Кто знает, сколько энергии потратил Ганжуровский организм на избавление от остатков метаболизма, связанного с растворением люминала в крови? Кто понимает, зачем имел место этот бессмысленный расход учтённых фармсредств. Понимает только врач, и скоро унесёт это понимание в терру, что в информационном смысле глуше любой могилы. А Ганжур что знает? Знает, что когда перестали втыкать уколы, ярче из тумана небытия проступила жена, и из воющего призрака превратилась в маленькую и миленькую Цэлмэшку, приносящую добротную домашнюю снедь, без остатка уничтожаемую прожорливыми сопалатниками Ганжура. Конечно, это вам не столовский харч. Тут всё с любовью.
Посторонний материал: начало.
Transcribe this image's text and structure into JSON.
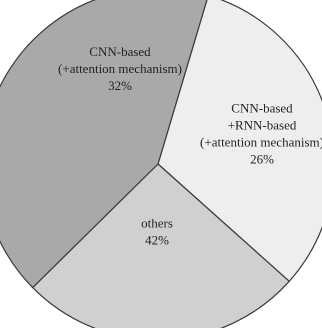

«Шэнэ жэнээ», - сквозь чуть раздвинутые зубы жужжит Ганжур, слегка улыбаясь своей Цэлмэге, и думает о том, что надо бы у неё попросить какие-нибудь бабьи сопли для волос, как они там называются, гель, мель, шнель, а то вчера в зеркало голову разглядывал, ну уродство, как лишаивый помойный пёс. Жене неприятно ведь, а Шоноев не эгоист, о других тож над думть, хэжи.
«Жэнэ».
Ганжур даже не понял, когда это слово у него стало вызывать чёткие ассоциации с теплом и уютом, с тихими зимними вечерами, когда яркое морозное солнце тонет в городском смоге, с буузами, рубленными с луком, а ещё почему-то с маленькими орущими и ползающими существами, называющимися «дети».
Замутнённое заиндевелым стеклом, по-зимнему далёкое, солнце, прошуршав как по целлофану, садится куда-нибудь в Нижние Тальцы, и предметы отбрасывают удлиняющиеся тени. Пельмени и наваристый борщ давно уметены всей палатой, пациенты разлеглись по кроватям, каждый занялся своими делами.
А какими делами, да какие у них могут быть дела. Ганжур, например, выцыкивает из зубов мясные волокна, а то и удаляет их зубочисткой где нужно и одним животом говорит жене бурятское спасибо, выжимая из желудка улезший туда вместе с пищей воздух.
«Шэнэ жэнээ».
Жена сидит на стуле и полуприкрытыми от счастья глазами смотрит на своего капитанчика, вытащенного ею с того света. Никто не знает, скольких трудов ей стоило попасть в группу туристов-нелегалов, передвигающихся по отравленной земле, сколько ей довелось трястись в раздолбленной «Газели» до Алханая, где в дремучих лесах живёт в шалаше хозяин горы убаши Аламжа. А сколько она отдала ему золотых овалышей, наплавленных из родительских украшений в подвалах посёлка Зерногородка страшными цыганами, лучше и не спрашивай, убай.
Но она, конечно же, не жалеет, это ничто, в сравнении с тем, что ей сейчас суждено видеть своего Гажу живым и почти здоровым. Двадцать дней, в проворных пальцах разблёскиваясь спицами, жена вяжет какой-то длинный шарф из серо-зелёной шерсти, что она выпутала из колючек у подножья Скалы Сандэма, была целая корзина хлопчатого облака! а потом сама отобрала, ссучила и смотала в толстый тёплый клубок, пока ждала, что скажет Хозяин, а дикие звери обходили её стороной.